Symbolism, Imagery, Allegory

Fire imagery isn't as common in Possession as water and ice imagery, but it makes a few important appearances all the same. When it does show up, we're presented with two conflicting visions of it. On the one hand, we see it as a warm, sustaining source of heat and light, and on the other hand, we see it as a dangerous, all-consuming force that can burn its victims to ashes.

Possession's images of fire as a warm, sustaining source tend to appear in scenes where characters have gathered around hearths or candles to read and share stories. The novel includes three crucial moments (or sets of moments) where this happens:

  • The moment when Roland Mitchell, Maud Bailey, and Sir George and Lady Joan Bailey gather around one of the fireplaces in Seal Court to take their first look at the Ash-LaMotte correspondence.
  • The moments when Christabel LaMotte sits around a fireplace with the de Kercoz household in Finistère, Brittany, to listen to stories being told on dark November nights.
  • The moment when Possession's twentieth-century characters gather together at the Rowan Tree Inn (where the power just happens to be out) and read Christabel LaMotte's final letter to Randolph Henry Ash by the light of flickering candles.

If you've ever experienced the magic of listening to stories told around a campfire, you'll understand the vibe that A. S. Byatt is going for here. In these scenes, characters gather around hearths and candles—communal sources of heat and light—to engage in age-old customs of talking, listening, and sharing stories.

On the opposite end of the fire spectrum is the burning, all-consuming passion that sweeps into R. H. Ash's and Christabel LaMotte's lives.
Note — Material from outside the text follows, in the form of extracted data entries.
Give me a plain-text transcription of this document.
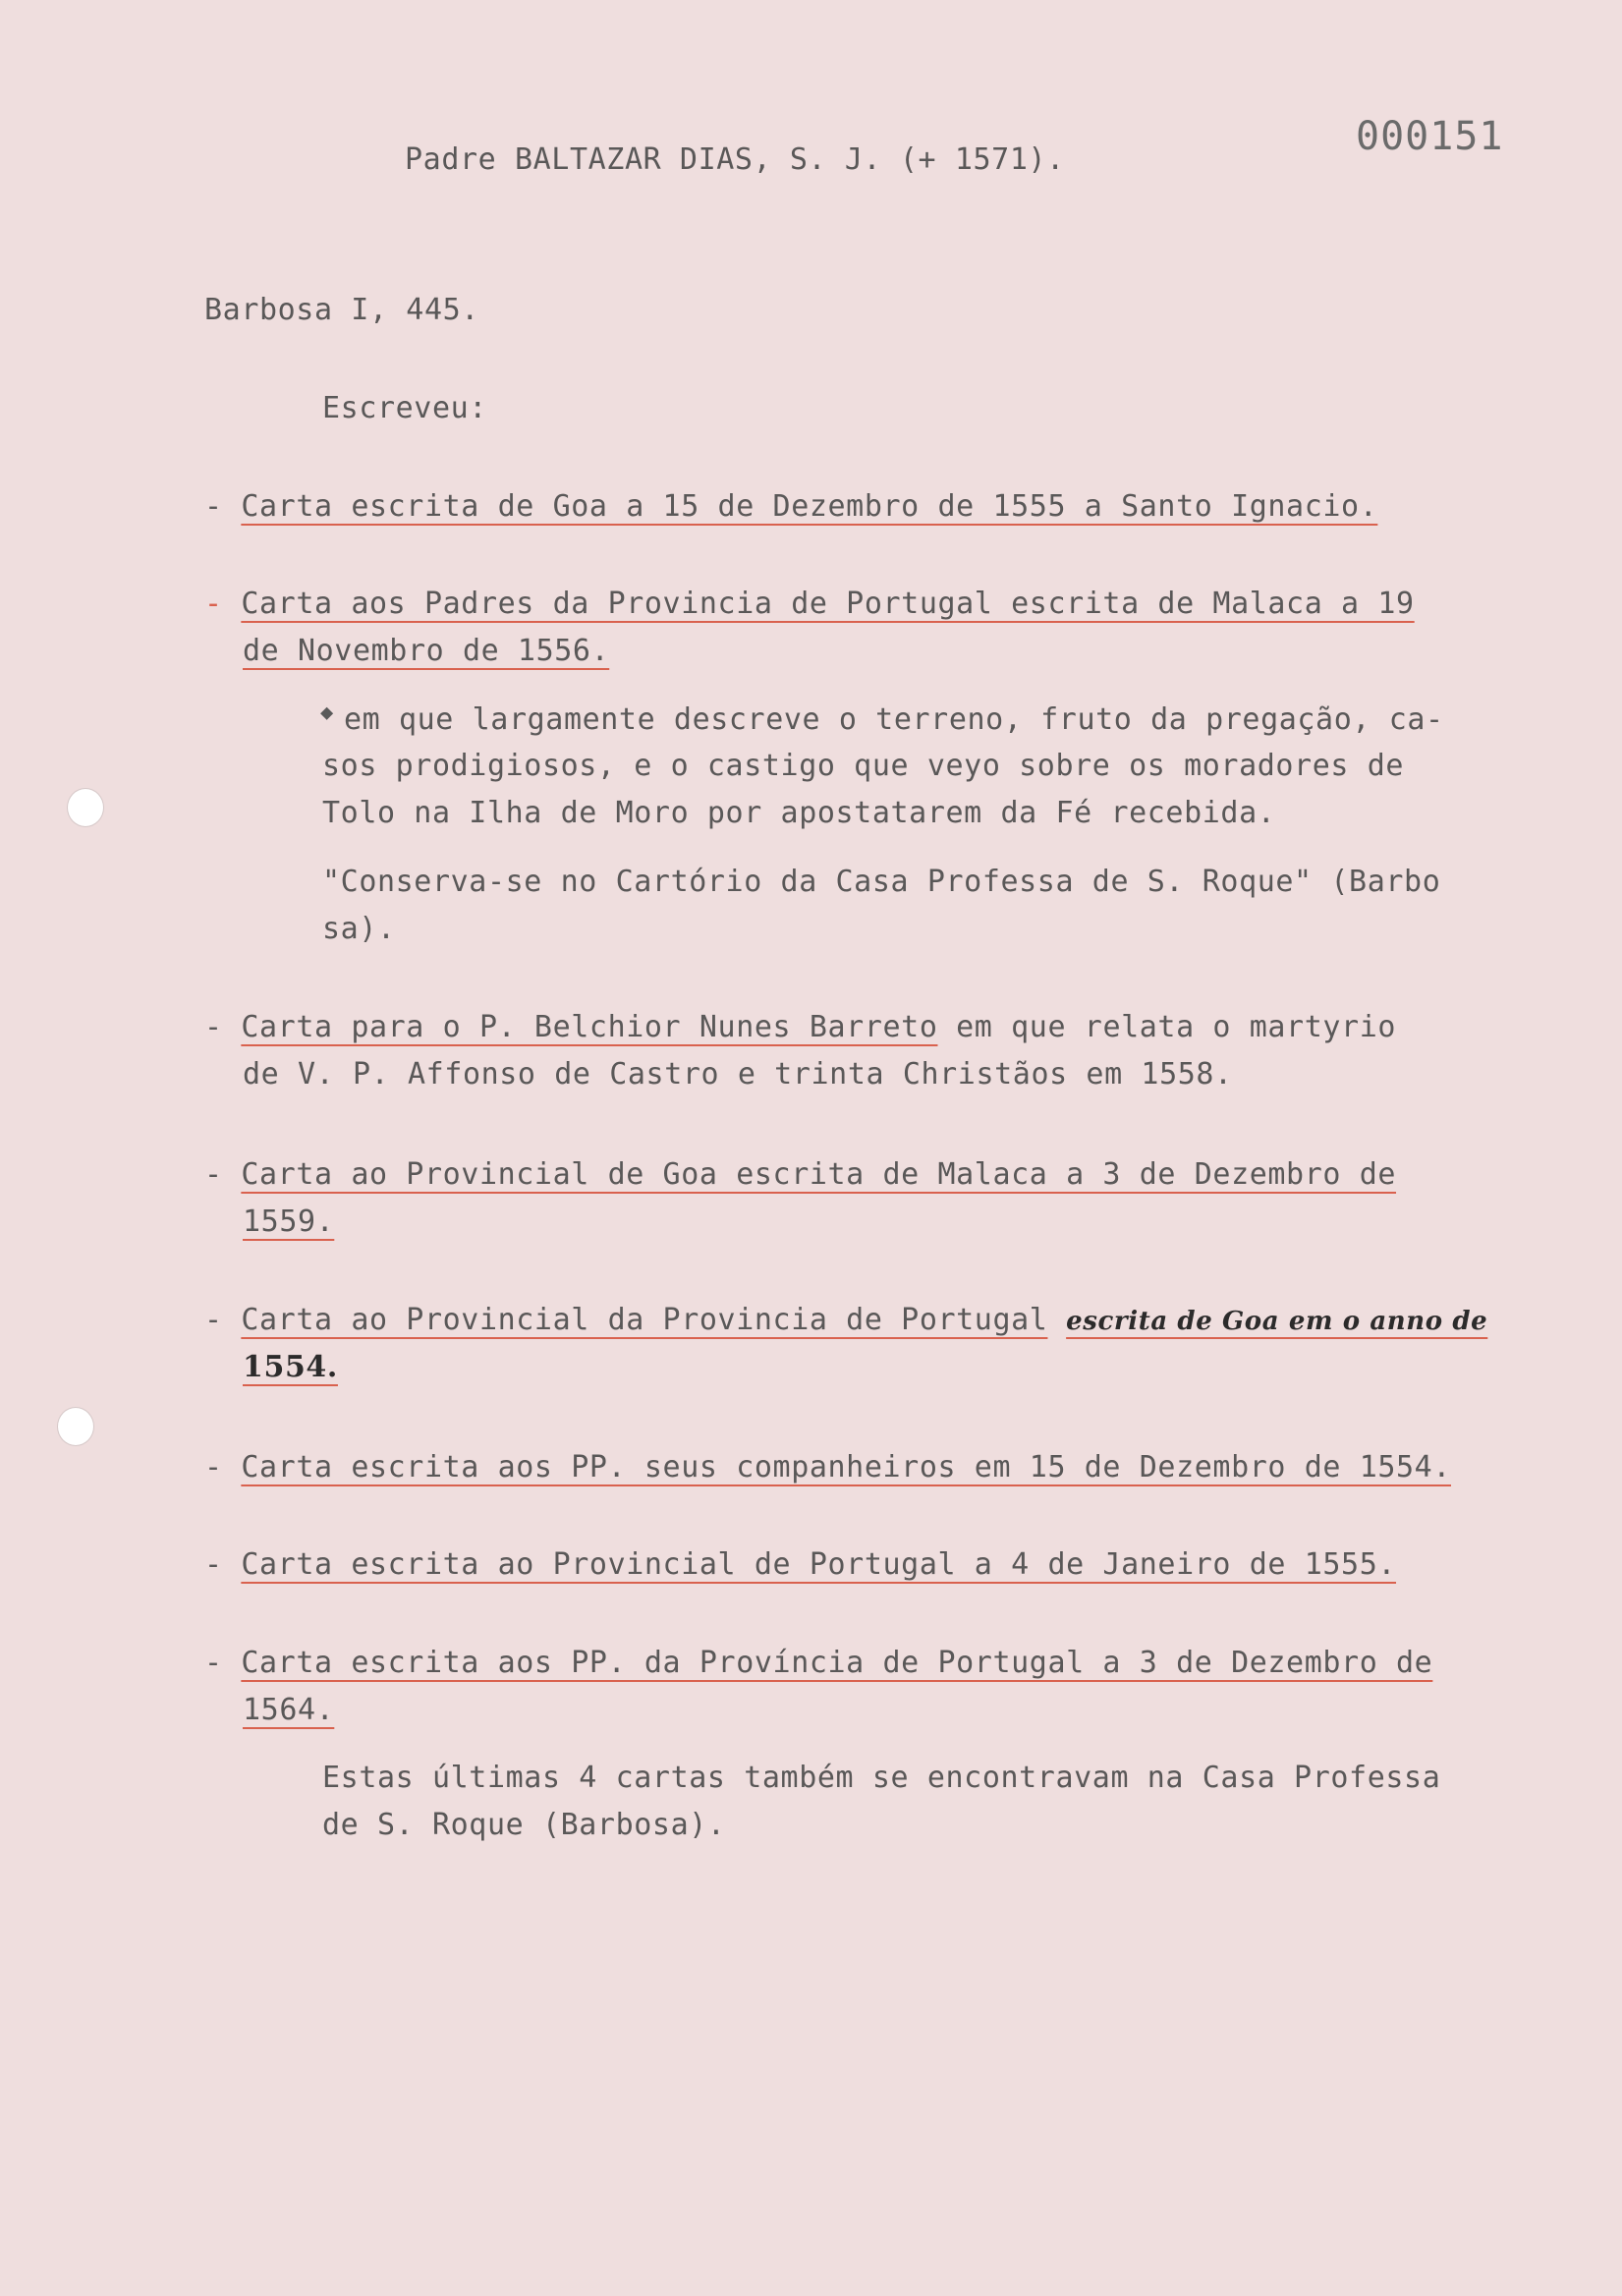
Padre BALTAZAR DIAS, S. J. (+ 1571).
000151
Barbosa I, 445.
Escreveu:
- Carta escrita de Goa a 15 de Dezembro de 1555 a Santo Ignacio.
- Carta aos Padres da Provincia de Portugal escrita de Malaca a 19
de Novembro de 1556.
◆ em que largamente descreve o terreno, fruto da pregação, ca-
sos prodigiosos, e o castigo que veyo sobre os moradores de
Tolo na Ilha de Moro por apostatarem da Fé recebida.
"Conserva-se no Cartório da Casa Professa de S. Roque" (Barbo
sa).
- Carta para o P. Belchior Nunes Barreto em que relata o martyrio
de V. P. Affonso de Castro e trinta Christãos em 1558.
- Carta ao Provincial de Goa escrita de Malaca a 3 de Dezembro de
1559.
- Carta ao Provincial da Provincia de Portugal escrita de Goa em o anno de
1554.
- Carta escrita aos PP. seus companheiros em 15 de Dezembro de 1554.
- Carta escrita ao Provincial de Portugal a 4 de Janeiro de 1555.
- Carta escrita aos PP. da Província de Portugal a 3 de Dezembro de
1564.
Estas últimas 4 cartas também se encontravam na Casa Professa
de S. Roque (Barbosa).
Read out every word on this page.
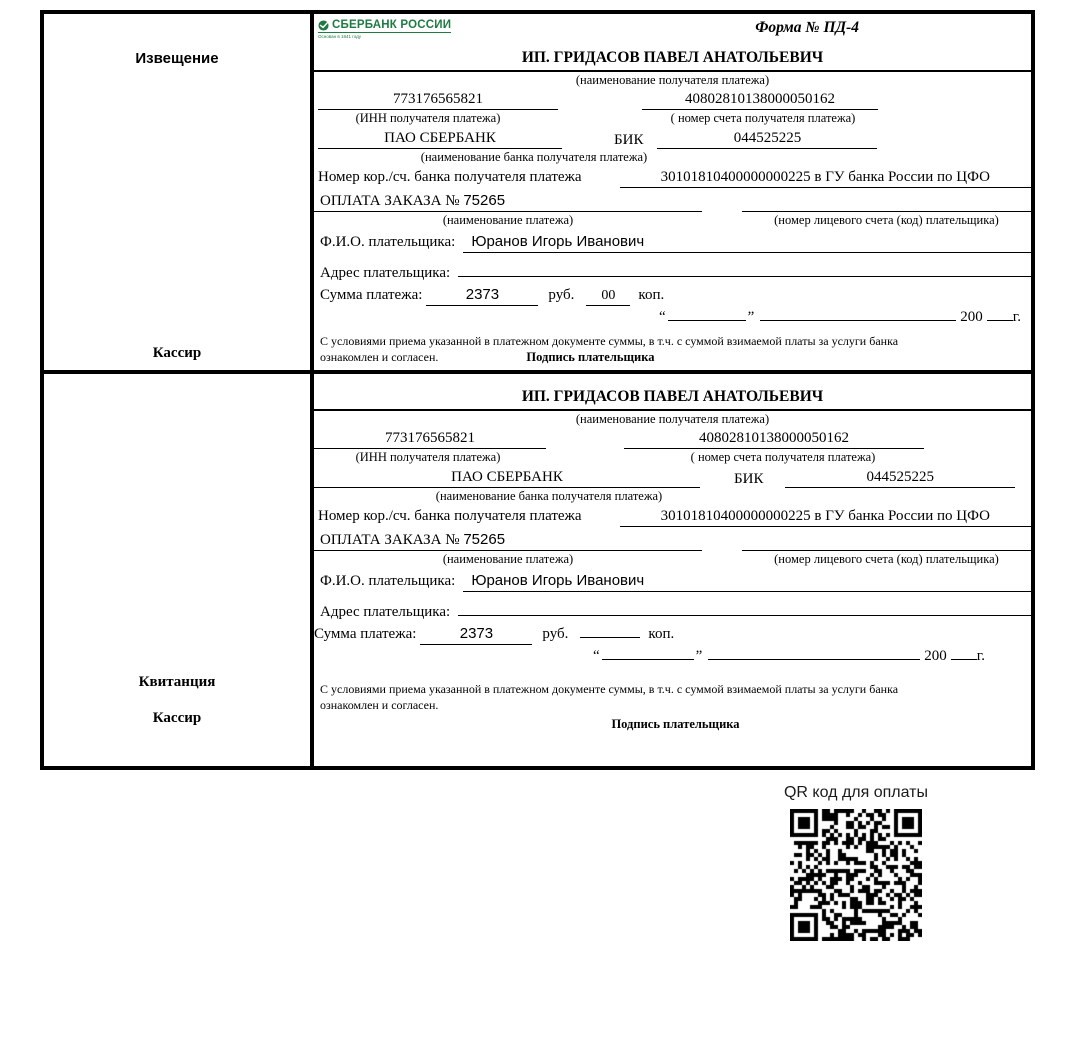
Извещение
Кассир
СБЕРБАНК РОССИИ
Основан в 1841 году
Форма № ПД-4
ИП. ГРИДАСОВ ПАВЕЛ АНАТОЛЬЕВИЧ
(наименование получателя платежа)
773176565821	40802810138000050162
(ИНН получателя платежа)	( номер счета получателя платежа)
ПАО СБЕРБАНК	БИК	044525225
(наименование банка получателя платежа)
Номер кор./сч. банка получателя платежа	30101810400000000225 в ГУ банка России по ЦФО
ОПЛАТА ЗАКАЗА № 75265
(наименование платежа)	(номер лицевого счета (код) плательщика)
Ф.И.О. плательщика:	Юранов Игорь Иванович
Адрес плательщика:
Сумма платежа:	2373	руб.	00	коп.
“	”	200 г.
С условиями приема указанной в платежном документе суммы, в т.ч. с суммой взимаемой платы за услуги банка
ознакомлен и согласен.	Подпись плательщика
Квитанция
Кассир
ИП. ГРИДАСОВ ПАВЕЛ АНАТОЛЬЕВИЧ
(наименование получателя платежа)
773176565821	40802810138000050162
(ИНН получателя платежа)	( номер счета получателя платежа)
ПАО СБЕРБАНК	БИК	044525225
(наименование банка получателя платежа)
Номер кор./сч. банка получателя платежа	30101810400000000225 в ГУ банка России по ЦФО
ОПЛАТА ЗАКАЗА № 75265
(наименование платежа)	(номер лицевого счета (код) плательщика)
Ф.И.О. плательщика:	Юранов Игорь Иванович
Адрес плательщика:
Сумма платежа:	2373	руб.	коп.
“	”	200 г.
С условиями приема указанной в платежном документе суммы, в т.ч. с суммой взимаемой платы за услуги банка
ознакомлен и согласен.
Подпись плательщика
QR код для оплаты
Throughout her letters to Randolph, Christabel often describes that passion using fire imagery and symbolism. Check out her final letter to her former lover:

"I have been so angry for so long—with all of us, with you, with Blanche, with my poor self. And now near the end 'in calm of mind all passion spent' I think of you again with clear love. I have been reading Samson Agonistes and came upon the dragon I always thought you were—as I was the 'tame villatic fowl'—

His fiery virtue roused
From under the ashes into sudden flame
And as an evening dragon came
Assailant on the perched roosts
And rusts in order ranged
Of tame villatic fowl –

Is not that fine? Did we not—did
you not flame, and I catch fire? Shall we survive and rise from our ashes? Like Milton's Phoenix?" (28.118-20)

Even at its most destructive, as Christabel's poem shows us, the all-consuming power of fire eventually causes growth and renewal. Christabel didn't necessarily see it happen in her own life, but we as readers know that it did actually happen, whether she was aware of it or not.